La guerre est un fruit de la dépravation des hommes ; c’est une maladie convulsive et violente du corps politique, il n’est en santé, c’est-à-dire dans son état naturel que lorsqu’il jouit de lapaix ; c’est elle qui donne de la vigueur aux empires ; elle maintient l’ordre parmi les citoyens ; elle laisse aux lois la force qui leur nécessaire ; elle favorise la population, l’agriculture et le commerce ; en un mot elle procure aux peuples le bonheur qui est le but de toute société. La guerre au contraire dépeuple les Etats, elle y fait régner le désordre ; les lois sont forcées de se taire à la vue de la licence qu’elle introduit ; elle rend incertains la liberté et la propriété des citoyens ; elle trouble et fait négliger le commerce, les terres deviennent incultes et abandonnées. Jamais les triomphes les plus éclatants ne peuvent dédommager une nation de la perte d’une multitude de ses membres que la guerre sacrifie ; ses victoires même lui font des plaies profondes que la paix seule peut guérir.

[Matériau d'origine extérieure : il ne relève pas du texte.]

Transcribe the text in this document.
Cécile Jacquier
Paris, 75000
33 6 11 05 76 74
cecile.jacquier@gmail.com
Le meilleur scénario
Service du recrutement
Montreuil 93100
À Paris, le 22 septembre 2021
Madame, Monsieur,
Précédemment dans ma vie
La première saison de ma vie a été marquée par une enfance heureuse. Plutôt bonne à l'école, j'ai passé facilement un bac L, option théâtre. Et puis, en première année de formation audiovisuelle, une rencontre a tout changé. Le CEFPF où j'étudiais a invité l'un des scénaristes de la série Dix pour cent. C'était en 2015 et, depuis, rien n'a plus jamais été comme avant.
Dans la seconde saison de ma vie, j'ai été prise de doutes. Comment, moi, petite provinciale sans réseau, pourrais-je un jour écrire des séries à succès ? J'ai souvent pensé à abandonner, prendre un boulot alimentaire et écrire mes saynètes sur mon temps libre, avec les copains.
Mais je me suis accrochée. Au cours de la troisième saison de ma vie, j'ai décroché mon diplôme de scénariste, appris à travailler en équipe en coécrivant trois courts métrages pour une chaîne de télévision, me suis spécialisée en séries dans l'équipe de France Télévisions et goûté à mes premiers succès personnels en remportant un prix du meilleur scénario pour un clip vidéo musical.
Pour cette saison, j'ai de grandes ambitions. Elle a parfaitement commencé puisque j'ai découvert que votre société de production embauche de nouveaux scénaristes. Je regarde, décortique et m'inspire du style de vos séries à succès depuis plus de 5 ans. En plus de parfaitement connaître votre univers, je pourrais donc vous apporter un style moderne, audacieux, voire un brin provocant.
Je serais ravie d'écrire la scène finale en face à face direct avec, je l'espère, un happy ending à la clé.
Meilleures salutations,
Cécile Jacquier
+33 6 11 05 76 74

Si la raison gouvernait les hommes, si elle avait sur les chefs des nations l’empire qui lui est dû, on ne les verrait point se livrer inconsidérément aux fureurs de la guerre, ils ne marqueraient point cet acharnement qui caractérise les bêtes féroces. Attentifs à conserver une tranquillité de qui dépend leur bonheur, ils ne saisiraient point toutes les occasions de troubler celle des autres ; satisfaits des bien que la nature a distribués à tous ses enfants, ils ne regarderaient point avec envie ceux qu’elle a accordés à d’autres peuples ; les souverains que des conquêtes payées au sang de leurs sujets ne valent jamais le prix qu’elles ont coûté.

                                    L’Encyclopédie

Quelques axes de lecture

-          Le XVIIIème littéraire français

-          Les Encyclopédistes

-          Les vertus de la paix. Une paix à garantir

Bon dimanche à tous

Sunumbir retient : Si la raison gouvernait les hommes …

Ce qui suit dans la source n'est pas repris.